Casey, Families Push for Quick Vote On Bill to Allow Those with Disabilities Tax Advantaged Savings Accounts for Care

Harrisburg, PA- Today, U.S. Senator Bob Casey (D-PA), joined by families and advocates from South Central Pennsylvania, pushed for a quick vote on the Achieving a Better Life Experience Act (ABLE Act – S. 313/H.R. 647), which would allow tax advantaged savings accounts for care of those with disabilities. Casey’s legislation, the ABLE Act, could receive a vote in both chambers as soon as May and already has the support of 70 Senators and 359 members of the House of Representatives. Casey was joined by members of the community who have disabilities and would benefit from this bill, as well as Maureen Cronin, Executive Director of The Arc of Pennsylvania and Maureen Westcott, Executive Director for The Arc of Lancaster County.

“This piece of legislation will allow families to help their children have a better future,” Senator Casey said. “The ABLE Act now has support from a strong majority in both parties, in both the House and Senate, because it is a commonsense approach to help families save and pay for their loved ones’ long term care. Passing the ABLE Act will help give these families much needed peace of mind.”

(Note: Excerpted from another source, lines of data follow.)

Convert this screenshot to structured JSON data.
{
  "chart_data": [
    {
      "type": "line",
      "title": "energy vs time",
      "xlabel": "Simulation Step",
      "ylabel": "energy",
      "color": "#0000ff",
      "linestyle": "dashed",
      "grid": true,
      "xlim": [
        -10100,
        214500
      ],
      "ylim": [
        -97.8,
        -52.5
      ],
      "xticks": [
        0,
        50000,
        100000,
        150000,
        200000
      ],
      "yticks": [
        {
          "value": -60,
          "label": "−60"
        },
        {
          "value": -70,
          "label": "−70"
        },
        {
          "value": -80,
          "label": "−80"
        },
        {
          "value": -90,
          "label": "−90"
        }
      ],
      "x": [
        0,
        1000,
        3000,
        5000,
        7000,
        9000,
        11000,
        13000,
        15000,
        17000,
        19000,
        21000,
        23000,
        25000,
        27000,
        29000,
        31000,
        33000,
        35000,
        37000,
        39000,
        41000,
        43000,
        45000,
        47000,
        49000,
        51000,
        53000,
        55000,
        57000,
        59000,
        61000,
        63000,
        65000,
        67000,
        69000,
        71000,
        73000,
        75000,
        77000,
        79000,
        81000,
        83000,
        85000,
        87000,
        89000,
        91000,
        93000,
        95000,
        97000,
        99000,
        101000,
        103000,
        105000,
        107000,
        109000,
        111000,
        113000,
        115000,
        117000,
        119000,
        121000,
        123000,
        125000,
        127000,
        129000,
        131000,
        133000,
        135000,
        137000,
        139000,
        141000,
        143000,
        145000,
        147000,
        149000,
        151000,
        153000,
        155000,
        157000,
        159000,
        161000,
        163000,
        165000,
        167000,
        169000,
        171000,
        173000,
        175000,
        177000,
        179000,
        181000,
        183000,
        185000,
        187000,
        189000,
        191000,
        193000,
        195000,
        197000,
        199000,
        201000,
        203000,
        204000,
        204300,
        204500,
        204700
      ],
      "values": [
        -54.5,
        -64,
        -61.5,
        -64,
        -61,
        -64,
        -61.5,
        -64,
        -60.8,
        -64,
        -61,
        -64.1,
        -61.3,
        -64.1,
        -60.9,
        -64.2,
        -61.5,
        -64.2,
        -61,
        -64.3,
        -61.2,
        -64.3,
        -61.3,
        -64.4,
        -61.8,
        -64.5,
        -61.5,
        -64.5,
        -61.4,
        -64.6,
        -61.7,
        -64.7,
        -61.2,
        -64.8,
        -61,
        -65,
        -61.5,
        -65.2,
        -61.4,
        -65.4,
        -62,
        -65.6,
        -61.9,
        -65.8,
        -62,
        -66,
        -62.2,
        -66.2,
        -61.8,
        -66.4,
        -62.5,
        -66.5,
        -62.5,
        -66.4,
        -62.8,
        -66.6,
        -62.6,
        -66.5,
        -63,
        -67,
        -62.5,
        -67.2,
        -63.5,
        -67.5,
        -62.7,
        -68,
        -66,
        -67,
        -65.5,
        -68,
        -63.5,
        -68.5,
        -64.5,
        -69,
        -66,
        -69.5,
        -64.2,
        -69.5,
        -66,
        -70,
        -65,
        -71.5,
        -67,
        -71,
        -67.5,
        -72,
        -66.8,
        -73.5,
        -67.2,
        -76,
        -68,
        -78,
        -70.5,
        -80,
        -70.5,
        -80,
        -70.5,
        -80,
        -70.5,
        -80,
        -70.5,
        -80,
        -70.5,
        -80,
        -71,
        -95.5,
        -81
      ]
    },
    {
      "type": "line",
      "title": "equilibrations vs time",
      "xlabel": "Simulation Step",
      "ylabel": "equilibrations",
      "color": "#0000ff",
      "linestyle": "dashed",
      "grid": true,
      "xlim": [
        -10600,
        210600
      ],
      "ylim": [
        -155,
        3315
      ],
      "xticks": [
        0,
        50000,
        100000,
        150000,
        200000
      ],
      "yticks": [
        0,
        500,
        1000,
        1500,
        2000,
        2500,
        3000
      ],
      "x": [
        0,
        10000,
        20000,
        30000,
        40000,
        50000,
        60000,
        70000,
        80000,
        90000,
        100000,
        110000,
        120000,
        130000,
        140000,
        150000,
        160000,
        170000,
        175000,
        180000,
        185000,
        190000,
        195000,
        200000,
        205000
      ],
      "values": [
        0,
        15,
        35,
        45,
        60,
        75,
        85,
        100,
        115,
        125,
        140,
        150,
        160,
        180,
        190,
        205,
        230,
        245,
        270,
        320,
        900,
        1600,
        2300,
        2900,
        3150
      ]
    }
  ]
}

The ABLE Act would amend Section 529 of the Internal Revenue Code to allow use of tax-free savings accounts for individuals with disabilities. The bill, first introduced in 2006, would ease financial strains faced by individuals with disabilities by making tax-free savings accounts available to cover qualified expenses such as education, housing, medical, and transportation. The bill would supplement, but not supplant, benefits provided through private insurance, the Medicaid program, the beneficiary’s employment, and other sources.